Plus généralement, le dessin est défini comme la représentation de la réalité à trois dimensions sur un espace à deux dimensions, traduisant les effets de la lumière sur les objets de l’espace. Cette traduction a pour effet de rendre sensible le volume, la texture des objets, éventuellement leur couleur. À ce type de dessin, on associe diverses notions : la lumière et l’ombre, le clair-obscur, les valeurs, le modelé ou rendu.

La valeur  est l’intensité perçue de la lumière réfléchie par un objet. La valeur tient compte de la couleur mais ne la traduit pas explicitement.
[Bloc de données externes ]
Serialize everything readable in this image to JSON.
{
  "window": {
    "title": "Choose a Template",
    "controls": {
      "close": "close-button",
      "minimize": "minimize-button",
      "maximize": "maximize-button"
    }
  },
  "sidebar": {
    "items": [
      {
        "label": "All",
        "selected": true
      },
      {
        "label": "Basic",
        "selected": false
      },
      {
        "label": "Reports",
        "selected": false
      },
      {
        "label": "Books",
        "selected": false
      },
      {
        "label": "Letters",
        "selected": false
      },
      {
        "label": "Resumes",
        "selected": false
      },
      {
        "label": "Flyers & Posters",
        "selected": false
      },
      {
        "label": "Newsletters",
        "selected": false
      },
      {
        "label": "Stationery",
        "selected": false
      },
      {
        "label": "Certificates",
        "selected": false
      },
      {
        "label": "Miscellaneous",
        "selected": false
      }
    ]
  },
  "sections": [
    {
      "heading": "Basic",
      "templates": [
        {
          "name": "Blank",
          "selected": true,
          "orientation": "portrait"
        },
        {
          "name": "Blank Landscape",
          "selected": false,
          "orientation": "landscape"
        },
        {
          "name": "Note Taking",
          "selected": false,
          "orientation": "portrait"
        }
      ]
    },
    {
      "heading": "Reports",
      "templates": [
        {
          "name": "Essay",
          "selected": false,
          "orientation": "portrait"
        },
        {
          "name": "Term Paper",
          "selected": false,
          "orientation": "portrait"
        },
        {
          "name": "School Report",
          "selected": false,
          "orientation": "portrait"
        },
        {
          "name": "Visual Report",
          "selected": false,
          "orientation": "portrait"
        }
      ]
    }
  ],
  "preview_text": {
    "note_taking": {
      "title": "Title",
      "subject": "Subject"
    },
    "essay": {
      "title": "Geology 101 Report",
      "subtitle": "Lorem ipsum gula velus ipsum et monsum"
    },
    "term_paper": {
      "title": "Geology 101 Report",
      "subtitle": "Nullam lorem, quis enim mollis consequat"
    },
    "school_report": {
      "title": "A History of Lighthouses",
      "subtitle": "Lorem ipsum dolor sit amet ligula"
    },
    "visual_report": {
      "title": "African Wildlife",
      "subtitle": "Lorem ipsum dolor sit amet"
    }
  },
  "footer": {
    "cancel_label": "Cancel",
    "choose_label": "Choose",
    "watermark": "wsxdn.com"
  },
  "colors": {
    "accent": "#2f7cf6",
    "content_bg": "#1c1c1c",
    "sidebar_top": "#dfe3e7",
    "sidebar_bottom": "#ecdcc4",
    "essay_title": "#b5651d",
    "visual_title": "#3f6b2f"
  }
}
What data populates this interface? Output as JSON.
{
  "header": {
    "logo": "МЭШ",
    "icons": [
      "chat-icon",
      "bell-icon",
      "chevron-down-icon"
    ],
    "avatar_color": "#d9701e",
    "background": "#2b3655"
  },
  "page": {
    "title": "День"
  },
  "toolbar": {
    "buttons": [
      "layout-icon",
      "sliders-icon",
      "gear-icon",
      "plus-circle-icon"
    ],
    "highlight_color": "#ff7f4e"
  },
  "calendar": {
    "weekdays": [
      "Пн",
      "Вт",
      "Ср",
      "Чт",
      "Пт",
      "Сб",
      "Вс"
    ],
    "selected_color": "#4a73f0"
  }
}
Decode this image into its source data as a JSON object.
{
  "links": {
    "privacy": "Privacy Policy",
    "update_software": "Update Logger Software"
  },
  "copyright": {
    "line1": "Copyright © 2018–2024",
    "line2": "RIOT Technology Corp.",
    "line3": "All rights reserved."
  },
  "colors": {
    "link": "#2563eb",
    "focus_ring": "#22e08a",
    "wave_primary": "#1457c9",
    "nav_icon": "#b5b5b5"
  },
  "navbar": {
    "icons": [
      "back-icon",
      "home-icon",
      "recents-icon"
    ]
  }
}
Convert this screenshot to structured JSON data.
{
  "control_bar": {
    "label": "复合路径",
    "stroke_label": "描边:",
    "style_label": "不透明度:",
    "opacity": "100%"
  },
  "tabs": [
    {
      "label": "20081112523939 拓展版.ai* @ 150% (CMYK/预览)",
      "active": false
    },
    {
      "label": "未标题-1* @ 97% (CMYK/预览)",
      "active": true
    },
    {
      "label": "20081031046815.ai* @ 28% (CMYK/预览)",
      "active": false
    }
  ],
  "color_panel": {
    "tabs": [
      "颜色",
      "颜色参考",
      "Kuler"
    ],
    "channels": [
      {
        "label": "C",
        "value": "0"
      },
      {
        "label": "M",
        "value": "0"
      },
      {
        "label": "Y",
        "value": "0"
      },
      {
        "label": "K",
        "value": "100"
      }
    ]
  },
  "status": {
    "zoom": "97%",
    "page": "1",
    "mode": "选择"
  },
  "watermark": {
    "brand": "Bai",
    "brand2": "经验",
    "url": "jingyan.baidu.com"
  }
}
La lumière et l’ombre sont des données sensibles comprises par tout le monde. Dans le dessin, la lumière perçue la plus intense se traduit par la valeur la plus claire permise par le médium, l’ombre la plus profonde se traduit par la valeur la plus foncée permise par le médium.

Le clair-obscur est un terme qui désigne l’ensemble des effets de lumière et d’ombre.

Le modelé et le rendu sont deux termes presque synonymes. Ils traduisent l’illusion de volume procurée par la traduction matérielle des effets de lumière et d’ombre.

Concrètement un dessin peut se commencer directement à partir des valeurs en utilisant un outil adapté (pinceau large, craie prise à plat, …). La couleur est traitée ailleurs.